Um barulho de porta abrindo, seguido de passos ecoou pela rua deserta. Os cinco entraram na mansão: Heitor, vinte e nove anos, cabelos pretos, olhos castanhos e pele negra clara. Desde os nove anos, teve de cuidar da família sozinho, por conta de uma acusação injusta feita contra seu pai. O homem foi assassinado na prisão após dois anos de pena. Já sua mãe morreu pouco depois, após uma longa batalha contra a depressão. O que ele buscava naquela noite? Justiça, juntamente de sua irmã, Letícia (vinte e três anos, cabelos e olhos castanhos e pele escura) que, a partir do momento em que teve consciência de tudo, decidiu ajudar o irmão com seu plano de vingança. Os dois arquitetaram durante dois anos o assassinato de Mário Junqueira, o antigo chefe de seu pai que o usou como laranja por anos, sem sequer consultá-lo. E que, quando a barra apertou, não abriu a carteira nem para pagar os advogados de seu pai.

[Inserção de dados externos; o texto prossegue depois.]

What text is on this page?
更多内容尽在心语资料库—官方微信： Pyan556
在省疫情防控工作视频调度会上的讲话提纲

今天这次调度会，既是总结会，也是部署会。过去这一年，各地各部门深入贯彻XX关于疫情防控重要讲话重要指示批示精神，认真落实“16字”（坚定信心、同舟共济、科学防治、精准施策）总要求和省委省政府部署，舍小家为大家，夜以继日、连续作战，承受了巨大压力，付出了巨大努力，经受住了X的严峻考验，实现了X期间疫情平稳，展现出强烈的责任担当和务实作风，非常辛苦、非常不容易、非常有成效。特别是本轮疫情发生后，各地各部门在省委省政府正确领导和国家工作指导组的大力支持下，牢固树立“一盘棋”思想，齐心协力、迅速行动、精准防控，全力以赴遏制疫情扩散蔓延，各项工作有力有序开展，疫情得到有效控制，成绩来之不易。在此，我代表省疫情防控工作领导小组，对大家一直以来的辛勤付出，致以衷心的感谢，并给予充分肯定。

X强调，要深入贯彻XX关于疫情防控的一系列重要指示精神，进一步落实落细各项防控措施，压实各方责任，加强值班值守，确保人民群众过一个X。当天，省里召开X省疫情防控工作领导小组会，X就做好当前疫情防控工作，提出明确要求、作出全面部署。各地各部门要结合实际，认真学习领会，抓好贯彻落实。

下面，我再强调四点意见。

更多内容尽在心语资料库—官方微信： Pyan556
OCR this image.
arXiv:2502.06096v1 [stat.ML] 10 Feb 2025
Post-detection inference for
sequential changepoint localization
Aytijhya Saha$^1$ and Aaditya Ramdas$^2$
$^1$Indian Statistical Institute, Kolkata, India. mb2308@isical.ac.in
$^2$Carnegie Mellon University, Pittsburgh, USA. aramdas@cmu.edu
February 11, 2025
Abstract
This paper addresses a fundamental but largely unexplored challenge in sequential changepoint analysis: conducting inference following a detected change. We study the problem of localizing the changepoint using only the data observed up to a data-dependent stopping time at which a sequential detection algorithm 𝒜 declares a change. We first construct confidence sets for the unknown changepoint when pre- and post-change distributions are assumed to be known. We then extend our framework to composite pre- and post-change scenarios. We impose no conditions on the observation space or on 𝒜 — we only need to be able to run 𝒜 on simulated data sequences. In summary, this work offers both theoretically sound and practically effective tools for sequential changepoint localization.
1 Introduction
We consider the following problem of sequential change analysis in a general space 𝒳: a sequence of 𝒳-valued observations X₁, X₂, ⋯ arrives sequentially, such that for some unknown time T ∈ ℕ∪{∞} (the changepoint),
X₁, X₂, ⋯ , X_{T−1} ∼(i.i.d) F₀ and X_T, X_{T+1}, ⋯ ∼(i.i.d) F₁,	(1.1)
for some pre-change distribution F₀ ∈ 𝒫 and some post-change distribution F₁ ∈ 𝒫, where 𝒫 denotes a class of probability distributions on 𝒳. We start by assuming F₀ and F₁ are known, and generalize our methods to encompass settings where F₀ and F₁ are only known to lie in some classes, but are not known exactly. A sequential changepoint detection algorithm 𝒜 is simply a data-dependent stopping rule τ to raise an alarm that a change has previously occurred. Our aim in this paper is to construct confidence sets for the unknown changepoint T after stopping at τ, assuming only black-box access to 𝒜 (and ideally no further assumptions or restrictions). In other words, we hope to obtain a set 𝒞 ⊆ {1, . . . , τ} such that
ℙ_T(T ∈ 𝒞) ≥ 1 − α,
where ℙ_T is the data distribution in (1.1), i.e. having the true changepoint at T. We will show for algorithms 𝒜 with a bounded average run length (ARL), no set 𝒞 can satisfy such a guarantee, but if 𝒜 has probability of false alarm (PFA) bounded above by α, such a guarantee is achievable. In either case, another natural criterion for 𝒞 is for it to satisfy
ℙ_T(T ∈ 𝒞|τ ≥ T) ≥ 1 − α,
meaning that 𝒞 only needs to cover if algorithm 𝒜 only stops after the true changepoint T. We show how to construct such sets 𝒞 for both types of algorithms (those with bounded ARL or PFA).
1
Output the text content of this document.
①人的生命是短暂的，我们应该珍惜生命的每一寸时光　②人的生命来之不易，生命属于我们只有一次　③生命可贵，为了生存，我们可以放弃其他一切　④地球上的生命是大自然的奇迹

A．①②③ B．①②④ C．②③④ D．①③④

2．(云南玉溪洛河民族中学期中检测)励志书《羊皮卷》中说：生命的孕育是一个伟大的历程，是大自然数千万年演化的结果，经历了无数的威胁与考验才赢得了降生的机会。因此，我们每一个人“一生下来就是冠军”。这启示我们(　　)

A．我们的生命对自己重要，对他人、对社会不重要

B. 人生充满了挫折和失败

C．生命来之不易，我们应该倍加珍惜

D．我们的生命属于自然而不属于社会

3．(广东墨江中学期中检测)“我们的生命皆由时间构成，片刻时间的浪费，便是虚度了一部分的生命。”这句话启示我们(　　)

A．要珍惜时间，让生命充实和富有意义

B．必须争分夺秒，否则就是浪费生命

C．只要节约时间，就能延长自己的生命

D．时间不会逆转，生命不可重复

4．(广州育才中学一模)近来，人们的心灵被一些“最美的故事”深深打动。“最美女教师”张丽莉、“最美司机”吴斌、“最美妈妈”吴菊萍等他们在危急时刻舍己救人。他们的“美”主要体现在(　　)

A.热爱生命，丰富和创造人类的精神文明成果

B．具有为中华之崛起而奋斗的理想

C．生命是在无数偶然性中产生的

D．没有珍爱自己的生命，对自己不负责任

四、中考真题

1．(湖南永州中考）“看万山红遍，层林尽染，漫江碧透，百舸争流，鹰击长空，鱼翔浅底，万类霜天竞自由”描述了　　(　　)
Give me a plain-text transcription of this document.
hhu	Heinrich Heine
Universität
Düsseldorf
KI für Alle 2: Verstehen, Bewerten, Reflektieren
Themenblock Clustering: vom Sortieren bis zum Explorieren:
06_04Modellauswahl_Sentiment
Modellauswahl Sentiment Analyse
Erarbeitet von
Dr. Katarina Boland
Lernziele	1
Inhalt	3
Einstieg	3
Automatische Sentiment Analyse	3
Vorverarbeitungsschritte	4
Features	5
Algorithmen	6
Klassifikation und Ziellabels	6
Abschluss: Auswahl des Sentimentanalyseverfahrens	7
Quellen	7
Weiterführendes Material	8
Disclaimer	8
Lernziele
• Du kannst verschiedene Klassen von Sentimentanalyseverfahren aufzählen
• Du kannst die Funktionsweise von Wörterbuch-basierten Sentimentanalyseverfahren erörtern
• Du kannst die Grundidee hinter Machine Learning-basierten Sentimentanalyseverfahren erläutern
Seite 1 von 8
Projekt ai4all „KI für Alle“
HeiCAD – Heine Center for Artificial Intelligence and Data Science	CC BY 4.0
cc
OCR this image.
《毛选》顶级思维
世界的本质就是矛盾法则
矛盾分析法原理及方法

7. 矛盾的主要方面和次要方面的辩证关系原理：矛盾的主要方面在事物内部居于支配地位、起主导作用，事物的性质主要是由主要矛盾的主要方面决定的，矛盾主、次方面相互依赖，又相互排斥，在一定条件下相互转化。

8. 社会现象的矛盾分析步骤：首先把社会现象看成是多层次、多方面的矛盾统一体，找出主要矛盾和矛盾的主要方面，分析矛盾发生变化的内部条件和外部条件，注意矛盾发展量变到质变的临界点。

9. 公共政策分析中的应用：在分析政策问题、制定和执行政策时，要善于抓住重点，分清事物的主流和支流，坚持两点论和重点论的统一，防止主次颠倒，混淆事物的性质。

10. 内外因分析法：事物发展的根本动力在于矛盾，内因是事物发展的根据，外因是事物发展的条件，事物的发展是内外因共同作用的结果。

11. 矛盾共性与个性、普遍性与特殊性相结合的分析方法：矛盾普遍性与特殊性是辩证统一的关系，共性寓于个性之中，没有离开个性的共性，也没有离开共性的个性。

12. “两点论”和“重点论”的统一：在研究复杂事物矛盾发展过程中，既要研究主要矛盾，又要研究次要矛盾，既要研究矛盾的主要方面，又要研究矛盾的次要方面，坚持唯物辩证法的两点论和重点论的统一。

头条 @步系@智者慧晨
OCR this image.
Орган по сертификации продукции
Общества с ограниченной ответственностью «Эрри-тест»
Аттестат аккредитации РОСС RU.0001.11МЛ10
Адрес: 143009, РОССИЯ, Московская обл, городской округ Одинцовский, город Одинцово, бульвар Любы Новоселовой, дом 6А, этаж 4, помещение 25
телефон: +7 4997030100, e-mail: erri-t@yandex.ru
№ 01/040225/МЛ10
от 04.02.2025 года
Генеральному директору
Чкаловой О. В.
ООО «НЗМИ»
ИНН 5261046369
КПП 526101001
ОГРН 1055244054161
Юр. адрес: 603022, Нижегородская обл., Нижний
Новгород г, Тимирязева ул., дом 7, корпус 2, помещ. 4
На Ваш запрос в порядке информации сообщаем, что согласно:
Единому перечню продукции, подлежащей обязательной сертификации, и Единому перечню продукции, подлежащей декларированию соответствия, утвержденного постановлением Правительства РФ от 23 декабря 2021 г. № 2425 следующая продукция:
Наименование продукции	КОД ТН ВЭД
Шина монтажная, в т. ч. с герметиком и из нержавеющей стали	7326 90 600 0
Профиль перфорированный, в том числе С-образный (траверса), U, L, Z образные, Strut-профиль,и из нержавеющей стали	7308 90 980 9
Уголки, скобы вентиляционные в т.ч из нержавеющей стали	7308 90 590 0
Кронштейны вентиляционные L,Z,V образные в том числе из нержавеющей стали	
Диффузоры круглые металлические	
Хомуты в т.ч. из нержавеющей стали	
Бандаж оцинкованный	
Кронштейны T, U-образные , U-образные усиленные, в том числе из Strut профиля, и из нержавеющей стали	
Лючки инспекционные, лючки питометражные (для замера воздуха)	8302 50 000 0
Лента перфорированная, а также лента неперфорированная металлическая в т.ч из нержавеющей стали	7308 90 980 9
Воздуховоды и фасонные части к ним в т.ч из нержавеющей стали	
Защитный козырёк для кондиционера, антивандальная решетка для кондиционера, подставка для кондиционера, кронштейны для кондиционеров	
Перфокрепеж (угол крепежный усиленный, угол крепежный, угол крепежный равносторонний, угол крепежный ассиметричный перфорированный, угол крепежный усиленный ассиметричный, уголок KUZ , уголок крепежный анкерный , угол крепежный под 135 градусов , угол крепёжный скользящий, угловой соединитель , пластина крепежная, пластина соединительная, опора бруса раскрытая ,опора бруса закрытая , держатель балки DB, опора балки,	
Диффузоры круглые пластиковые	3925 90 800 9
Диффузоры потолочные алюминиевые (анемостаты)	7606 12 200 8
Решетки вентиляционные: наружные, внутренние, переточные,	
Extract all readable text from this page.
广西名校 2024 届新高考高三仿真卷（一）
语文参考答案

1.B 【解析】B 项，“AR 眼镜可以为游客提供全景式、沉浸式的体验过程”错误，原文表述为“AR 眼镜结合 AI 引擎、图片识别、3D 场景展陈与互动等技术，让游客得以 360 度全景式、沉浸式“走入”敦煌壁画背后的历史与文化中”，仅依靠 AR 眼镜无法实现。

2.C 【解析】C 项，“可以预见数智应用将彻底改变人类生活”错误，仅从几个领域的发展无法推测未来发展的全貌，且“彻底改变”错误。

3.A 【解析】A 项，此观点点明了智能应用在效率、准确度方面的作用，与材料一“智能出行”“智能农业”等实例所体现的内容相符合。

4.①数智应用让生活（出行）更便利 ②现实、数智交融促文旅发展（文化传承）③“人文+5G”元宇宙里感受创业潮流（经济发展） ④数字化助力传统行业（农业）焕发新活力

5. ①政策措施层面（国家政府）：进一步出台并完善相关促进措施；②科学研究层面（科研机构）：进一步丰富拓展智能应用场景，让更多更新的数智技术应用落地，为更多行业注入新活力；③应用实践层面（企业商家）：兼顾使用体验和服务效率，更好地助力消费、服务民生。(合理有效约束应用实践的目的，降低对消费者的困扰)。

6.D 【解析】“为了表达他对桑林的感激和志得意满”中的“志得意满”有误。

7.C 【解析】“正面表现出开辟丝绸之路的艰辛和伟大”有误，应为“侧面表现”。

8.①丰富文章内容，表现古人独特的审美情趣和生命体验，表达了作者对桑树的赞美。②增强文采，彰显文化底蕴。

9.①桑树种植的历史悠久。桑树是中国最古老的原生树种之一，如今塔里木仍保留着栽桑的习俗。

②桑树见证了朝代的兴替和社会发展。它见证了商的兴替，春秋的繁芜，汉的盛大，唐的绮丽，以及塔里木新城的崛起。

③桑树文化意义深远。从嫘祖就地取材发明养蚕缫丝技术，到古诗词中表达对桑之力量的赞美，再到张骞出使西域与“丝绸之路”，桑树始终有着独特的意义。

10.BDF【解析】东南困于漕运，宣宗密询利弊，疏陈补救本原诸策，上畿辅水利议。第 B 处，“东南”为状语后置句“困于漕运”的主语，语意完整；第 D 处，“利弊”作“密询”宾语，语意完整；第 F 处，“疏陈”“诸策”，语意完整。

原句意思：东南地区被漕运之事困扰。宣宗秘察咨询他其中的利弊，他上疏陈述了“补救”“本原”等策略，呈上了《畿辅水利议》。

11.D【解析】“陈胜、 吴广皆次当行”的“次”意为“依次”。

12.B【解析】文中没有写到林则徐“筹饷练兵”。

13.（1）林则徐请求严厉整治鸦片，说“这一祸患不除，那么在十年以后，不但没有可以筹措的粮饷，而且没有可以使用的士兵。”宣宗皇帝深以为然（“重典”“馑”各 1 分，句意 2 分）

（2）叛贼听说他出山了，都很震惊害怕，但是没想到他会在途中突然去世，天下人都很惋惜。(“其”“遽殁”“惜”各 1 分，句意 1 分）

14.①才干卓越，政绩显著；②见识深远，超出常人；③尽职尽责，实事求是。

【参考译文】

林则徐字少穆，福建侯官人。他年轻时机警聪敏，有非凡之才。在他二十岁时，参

Heitor tinha um plano em mente, mas precisava de algo mais concreto. E foi aí que Julian entrou na jogada. Um garoto jovem, vinte e cinco anos, de pele clara, num tom mais esbranquiçado, cabelos cor de cobre e olhos azuis. Durante toda a sua vida, ele foi elogiado por seu talento em matemática e experiência com vendas. Um empreendedor nato, todos diziam. Aos dezesseis, conseguiu um estágio na empresa de Junqueira. Logo nos primeiros meses, Mário deu-lhe, como recompensa pelo trabalho duro, um apartamento pequeno, para que ele morasse com sua mãe, já que tinha comentado com o chefe que morava numa cidade vizinha e o transporte era complicado. Após o fim do período de seu estágio (uma época terrível que envolveu exploração de funcionários, corrupção, sujeira e mais sujeira), Julian perdeu o apartamento, que estava no nome de Mário, e todos seus direitos como recém desempregado, já que, tecnicamente, ele não era registrado legalmente. Um movimento sujo de Mário, que se aproveitou do fato daquele ser o primeiro emprego de Julian. Desde então, o rapaz estava apenas esperando a oportunidade perfeita para se vingar.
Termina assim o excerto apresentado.